AVC: Chris Hardwick says he gets way more people coming out because of the podcasts than he gets from all of his television stuff combined.


NK: Oh yeah, I think there’s something specifically about podcasts that people have really… I think Chris and Death-Ray and Marc Maron and Sklarbro Country, and all these things that I think people really grow quite a loyalty to. Going on the road, for every person who’s like “I watch you on The League,” there’s another person who’s like “I love Chupacabra,” or “I love seeing Bobby videos.” The beauty of it is, there are all these different ways to connect with people.

I just created a Bobby Bottleservice Twitter account.

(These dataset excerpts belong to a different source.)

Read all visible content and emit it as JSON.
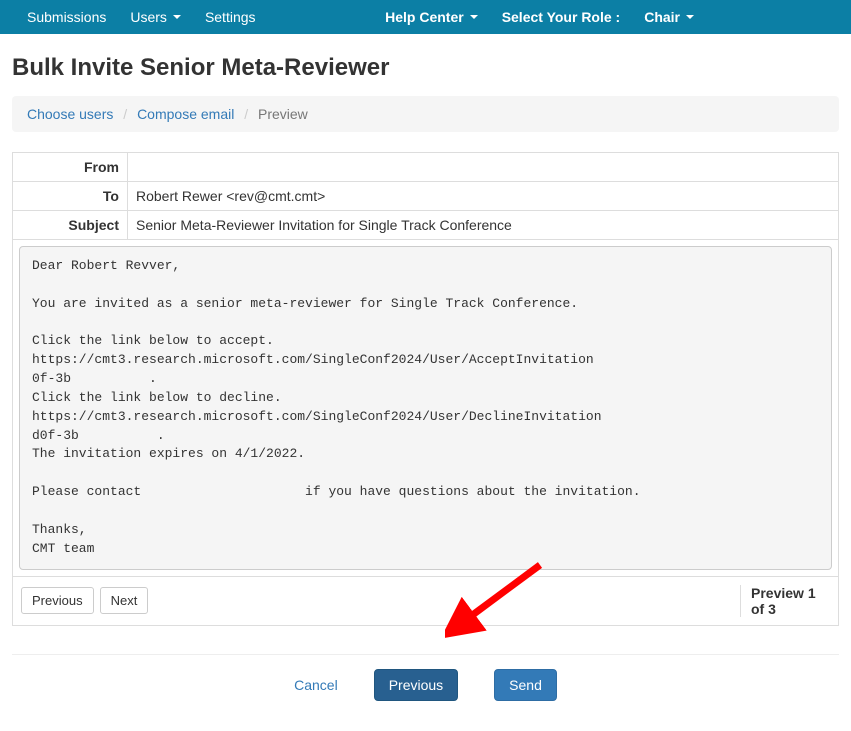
{
  "navbar": {
    "submissions": "Submissions",
    "users": "Users",
    "settings": "Settings",
    "help_center": "Help Center",
    "select_role": "Select Your Role :",
    "chair": "Chair"
  },
  "page_title": "Bulk Invite Senior Meta-Reviewer",
  "breadcrumb": {
    "choose_users": "Choose users",
    "compose_email": "Compose email",
    "preview": "Preview"
  },
  "email_header": {
    "from_label": "From",
    "from_value": "",
    "to_label": "To",
    "to_value": "Robert Rewer <rev@cmt.cmt>",
    "subject_label": "Subject",
    "subject_value": "Senior Meta-Reviewer Invitation for Single Track Conference"
  },
  "email_body": "Dear Robert Revver,\n\nYou are invited as a senior meta-reviewer for Single Track Conference.\n\nClick the link below to accept.\nhttps://cmt3.research.microsoft.com/SingleConf2024/User/AcceptInvitation\n0f-3b          .\nClick the link below to decline.\nhttps://cmt3.research.microsoft.com/SingleConf2024/User/DeclineInvitation\nd0f-3b          .\nThe invitation expires on 4/1/2022.\n\nPlease contact                     if you have questions about the invitation.\n\nThanks,\nCMT team",
  "nav_buttons": {
    "previous": "Previous",
    "next": "Next"
  },
  "preview_count": "Preview 1 of 3",
  "footer": {
    "cancel": "Cancel",
    "previous": "Previous",
    "send": "Send"
  }
}
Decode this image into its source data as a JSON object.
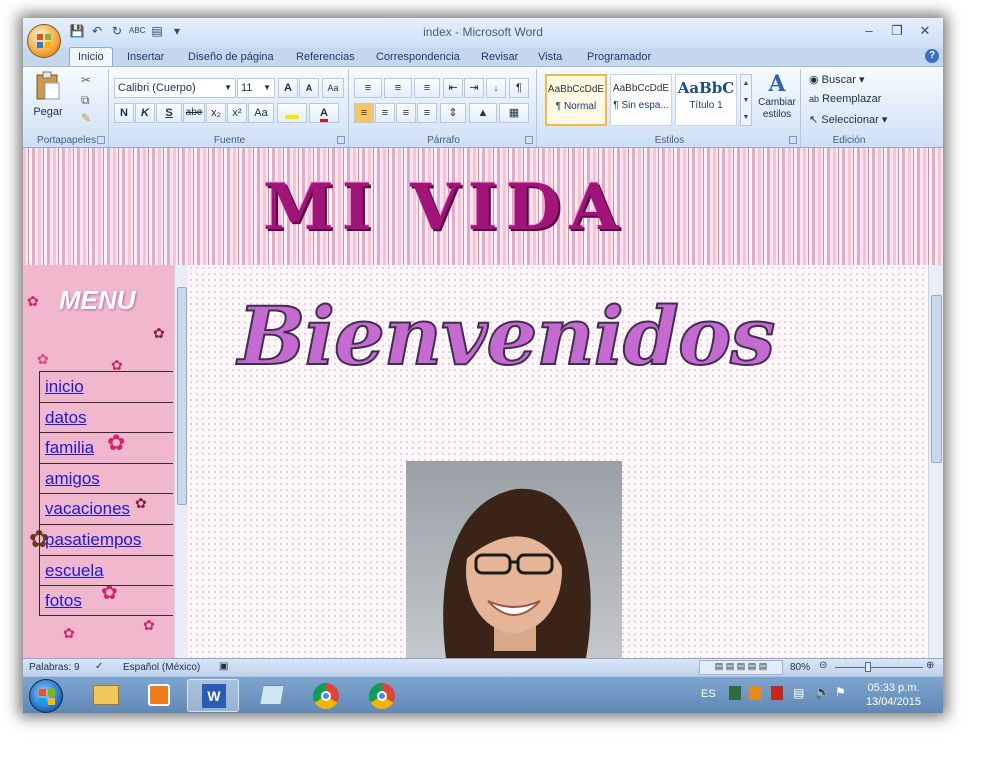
{
  "window": {
    "title": "index - Microsoft Word"
  },
  "tabs": [
    "Inicio",
    "Insertar",
    "Diseño de página",
    "Referencias",
    "Correspondencia",
    "Revisar",
    "Vista",
    "Programador"
  ],
  "ribbon": {
    "clipboard": {
      "paste_label": "Pegar",
      "group_label": "Portapapeles"
    },
    "font": {
      "name": "Calibri (Cuerpo)",
      "size": "11",
      "group_label": "Fuente",
      "bold": "N",
      "italic": "K",
      "underline": "S",
      "strike": "abe",
      "sub": "x₂",
      "sup": "x²",
      "case": "Aa"
    },
    "paragraph": {
      "group_label": "Párrafo"
    },
    "styles": {
      "items": [
        {
          "sample": "AaBbCcDdE",
          "name": "¶ Normal"
        },
        {
          "sample": "AaBbCcDdE",
          "name": "¶ Sin espa..."
        },
        {
          "sample": "AaBbC",
          "name": "Título 1"
        }
      ],
      "change_label": "Cambiar estilos",
      "group_label": "Estilos"
    },
    "editing": {
      "find": "Buscar",
      "replace": "Reemplazar",
      "select": "Seleccionar",
      "group_label": "Edición"
    }
  },
  "document": {
    "banner_title": "MI VIDA",
    "menu_title": "MENU",
    "menu_items": [
      "inicio",
      "datos",
      "familia",
      "amigos",
      "vacaciones",
      "pasatiempos",
      "escuela",
      "fotos"
    ],
    "welcome": "Bienvenidos"
  },
  "status": {
    "words": "Palabras: 9",
    "language": "Español (México)",
    "zoom": "80%"
  },
  "taskbar": {
    "lang": "ES",
    "time": "05:33 p.m.",
    "date": "13/04/2015"
  }
}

I did it because I’m about to do a little mini promo campaign for the special where Bobby is going to New York, L.A., and Las Vegas, to do—you’re the first person I’m telling about this—but with limited-edition screen posters we made up for the special, of Bobby, he’s going to be doing in-store signings. He’s hosting, like Kim Kardashian would host a nightclub, but he has to do it during the day at a store. It’s going to end with an appearance hosting a night at one of the nightclubs at the Palms. We’re doing a video for Funny Or Die for it. The idea is that, as opposed to just me going out and doing it, Bobby can handle some of the promotional lifting himself in his own way and language. But I think all that stuff, and the other side with the podcast is, you have guys like Hardwick and Scott Aukerman with Comedy Death-Ray who are amazing at plugging other people’s stuff. So it’s like, if you’re not a fan of mine, you know Hardwick, and Hardwick’s like “By the way check out…” I think it’s created an even more communal sense. We’re not all these islands, so it’s not only connecting fans to comedians, it connects comedians to each other. I think it’s reflected in the material. I think all that stuff helps build it.


AVC: Do most people know you from The League now?

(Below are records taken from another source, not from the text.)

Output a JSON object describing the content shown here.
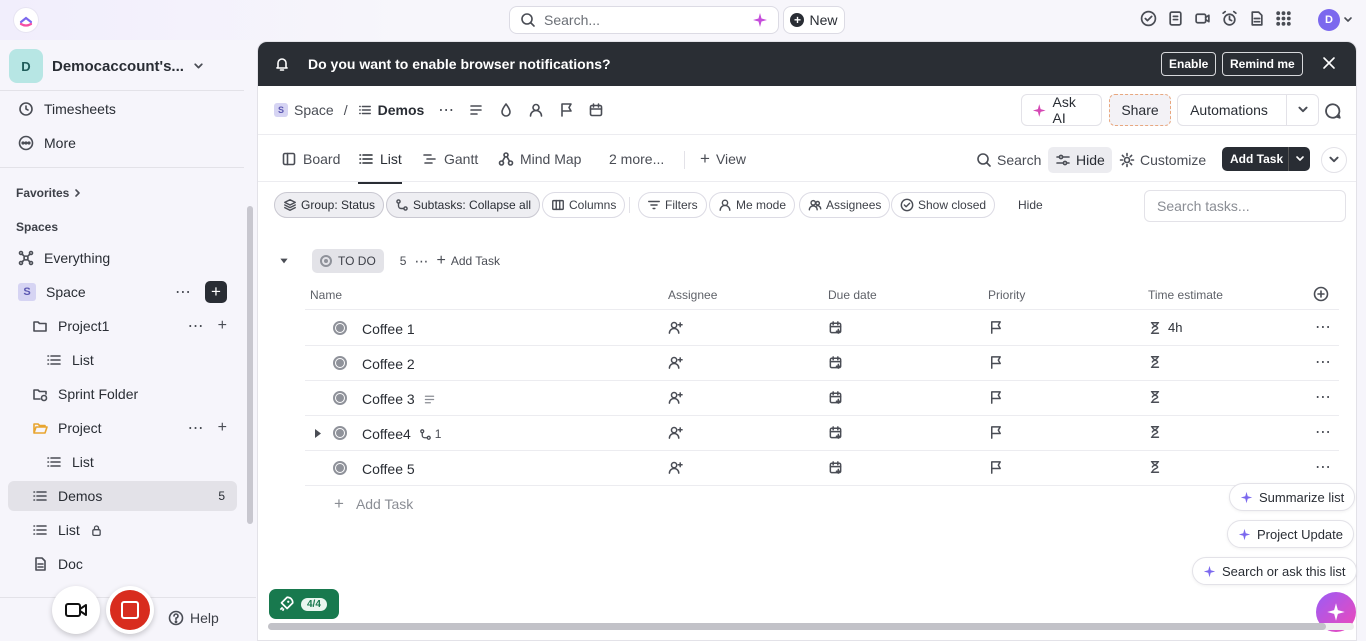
{
  "topbar": {
    "search_placeholder": "Search...",
    "new_label": "New",
    "avatar_initial": "D"
  },
  "sidebar": {
    "workspace_initial": "D",
    "workspace_name": "Democaccount's...",
    "items_top": [
      {
        "label": "Timesheets",
        "icon": "timer-icon"
      },
      {
        "label": "More",
        "icon": "more-circle-icon"
      }
    ],
    "favorites_label": "Favorites",
    "spaces_label": "Spaces",
    "everything_label": "Everything",
    "space": {
      "initial": "S",
      "label": "Space"
    },
    "tree": [
      {
        "label": "Project1",
        "icon": "folder-icon"
      },
      {
        "label": "List",
        "icon": "list-icon"
      },
      {
        "label": "Sprint Folder",
        "icon": "sprint-folder-icon"
      },
      {
        "label": "Project",
        "icon": "folder-open-icon"
      },
      {
        "label": "List",
        "icon": "list-icon"
      },
      {
        "label": "Demos",
        "icon": "list-icon",
        "count": "5"
      },
      {
        "label": "List",
        "icon": "list-icon"
      },
      {
        "label": "Doc",
        "icon": "doc-icon"
      }
    ],
    "help_label": "Help"
  },
  "notification": {
    "text": "Do you want to enable browser notifications?",
    "enable_label": "Enable",
    "remind_label": "Remind me"
  },
  "breadcrumb": {
    "space_initial": "S",
    "space": "Space",
    "separator": "/",
    "current": "Demos"
  },
  "header_actions": {
    "ask_ai": "Ask AI",
    "share": "Share",
    "automations": "Automations"
  },
  "views": {
    "tabs": [
      "Board",
      "List",
      "Gantt",
      "Mind Map",
      "2 more..."
    ],
    "add_view": "View",
    "search": "Search",
    "hide": "Hide",
    "customize": "Customize",
    "add_task": "Add Task"
  },
  "filters": {
    "group": "Group: Status",
    "subtasks": "Subtasks: Collapse all",
    "columns": "Columns",
    "filters": "Filters",
    "me_mode": "Me mode",
    "assignees": "Assignees",
    "show_closed": "Show closed",
    "hide": "Hide",
    "search_placeholder": "Search tasks..."
  },
  "group": {
    "status": "TO DO",
    "count": "5",
    "add_task": "Add Task"
  },
  "columns": [
    "Name",
    "Assignee",
    "Due date",
    "Priority",
    "Time estimate"
  ],
  "tasks": [
    {
      "name": "Coffee 1",
      "time": "4h"
    },
    {
      "name": "Coffee 2",
      "time": ""
    },
    {
      "name": "Coffee 3",
      "time": ""
    },
    {
      "name": "Coffee4",
      "time": "",
      "subtasks": "1"
    },
    {
      "name": "Coffee 5",
      "time": ""
    }
  ],
  "add_task_row": "Add Task",
  "floating": {
    "summarize": "Summarize list",
    "project_update": "Project Update",
    "search_ask": "Search or ask this list"
  },
  "onboarding_progress": "4/4"
}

NK: It’s definitely really increased. It’s the first thing I’ve done on a TV scale that’s really hit with people. It’s been really crazy. People really, really like the show a lot. I don’t mean that egotistically—I’ve just never had anything where I’ve had so many people so passionate, and a real mix of people from good old comedy nerds to Midwestern pleated khakis at the airport. It really has managed to cross all those different borders, and that’s fucking cool. But I also think that for every time I get The League, another time I get Bobby Bottleservice, and then I get Chupacabra, or stand-up, or Fabrice. I like the idea of people getting to know you from different angles and then realizing “That guy is also that guy!” “Oh, he does that!” I really like having a number of different ways to reach people.


AVC: You put it well in an interview when you said you couldn’t really understand how people could “only” be actors. You needed to be doing a bunch of different things at the same time to keep yourself busy and sane. So it seems like that all goes back into it.

NK: Yeah, I think it helps. For me, it’s to stay sane. I feel like we have so many different ways to express ourselves now, and I relish, I feel very lucky to be doing comedy at this time. It’s a real democratic time for comedy, and I think my special is a sign for that. You don’t have to just be a classic stand-up to get a special, or you don’t just have to be on Saturday Night Live to do characters and sketch on TV. The web has allowed me to show that there are different ways to make people laugh, and the special is a combination of those things. For me, the goal wasn’t to turn the stand-up special on its head, but to do what I do specifically, and hopefully that reads as something new.